Basterebbe solo un po’ di buona volontà, come quella richiesta ai nostri alunni, per capire che vi sono spese che sarebbe più giuso chiamare investimenti perché portano un guadagno. Nella fattispecie i soldi spesi nella prevenzione portano un guadagno in termini di minor esborso per le cure e le degenze. I soldi spesi nella scuola, da rendicontare puntualmente e cavillosamente, portano ad un progresso collettivo, ad un incremento del know-how nazionale che si traduce in nuove tecnologie da non importare o addirittura da esportare.
Bisogna dare il giusto peso alla scuola, bisogna riconoscerle la considerazione che le è dovuta, perché «l’educazione non è solo socializzazione, né solo inculturazione, né solo sviluppo ma anche insegnamento ed apprendimento funzionali alla crescita umana verso noi stessi e verso gli altri» (Luciano Corradini, 2014).

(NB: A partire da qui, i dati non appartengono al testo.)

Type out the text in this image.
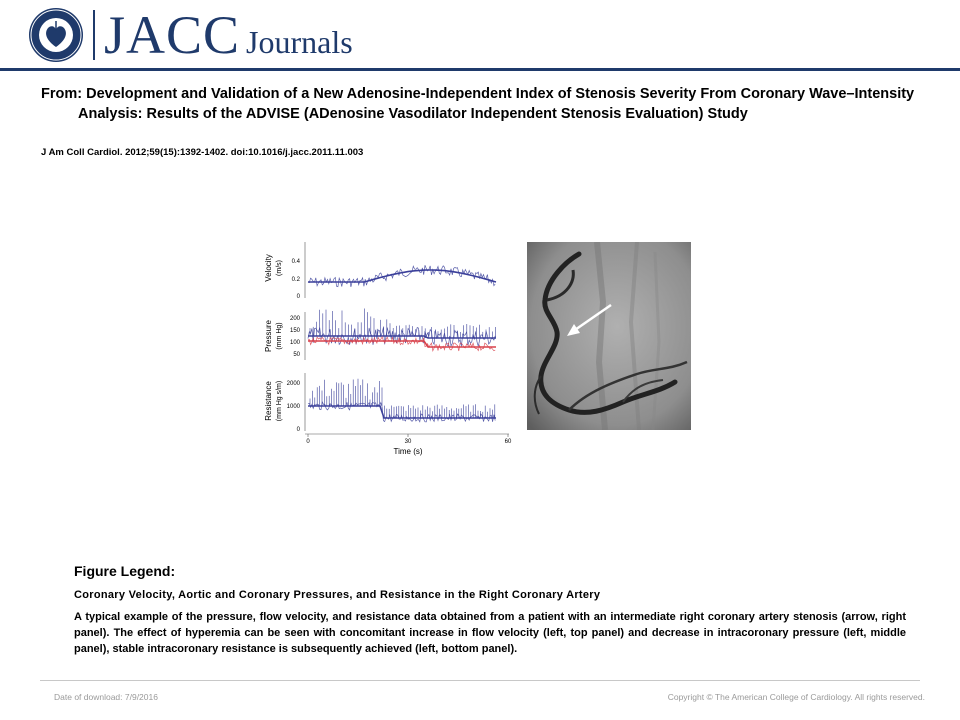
JACC Journals
From: Development and Validation of a New Adenosine-Independent Index of Stenosis Severity From Coronary Wave–Intensity Analysis: Results of the ADVISE (ADenosine Vasodilator Independent Stenosis Evaluation) Study
J Am Coll Cardiol. 2012;59(15):1392-1402. doi:10.1016/j.jacc.2011.11.003
Velocity (m/s) 0.4
0.2
0
Pressure (mm Hg)
200
150
100
50
Resistance (mm Hg s/m) 2000
1000
0
0	30	60
Time (s)
Figure Legend:
Coronary Velocity, Aortic and Coronary Pressures, and Resistance in the Right Coronary Artery
A typical example of the pressure, flow velocity, and resistance data obtained from a patient with an intermediate right coronary artery stenosis (arrow, right panel). The effect of hyperemia can be seen with concomitant increase in flow velocity (left, top panel) and decrease in intracoronary pressure (left, middle panel), stable intracoronary resistance is subsequently achieved (left, bottom panel).
Date of download: 7/9/2016	Copyright © The American College of Cardiology. All rights reserved.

Ma questo cambiamento nella considerazione della scuola e dell’istruzione non riguarda solo la politica. Deve riguardare prima di tutto la classe docente, che deve ripensare a sé stessa ed alla sua funzione, deve acquisire maggiore consapevolezza del suo ruolo e per far questo ha bisogno di ripartire da zero. Ha bisogno di dare una sterzata decisa al suo modus operandi. Deve riguardare anche le famiglie che non possono limitarsi a parcheggiare i loro figli nelle aule e delegare all’istituzione scolastica la loro educazione, salvo poi pretendere miracoli. Oltre tutto delegano lo sviluppo psichico e sociale a persone che non stimano, dimostrando tanta incoerenza.
È solo dalla sinergica collaborazione tra tutti e tre questi attori, che devono essere considerati e comportarsi da coprotagonisti, che si potranno ottenere risultati efficacemente positivi. È solo da questo necessario afflato comune che la scuola potrà tornare ad essere luogo di crescita personale, sociale ed umana gratificante, con positive ricadute sulle famiglie e sulla politica.
Non è un concetto nuovo, infatti, un antico proverbio africano insegna che “per crescere un bambino ci vuole un intero villaggio”.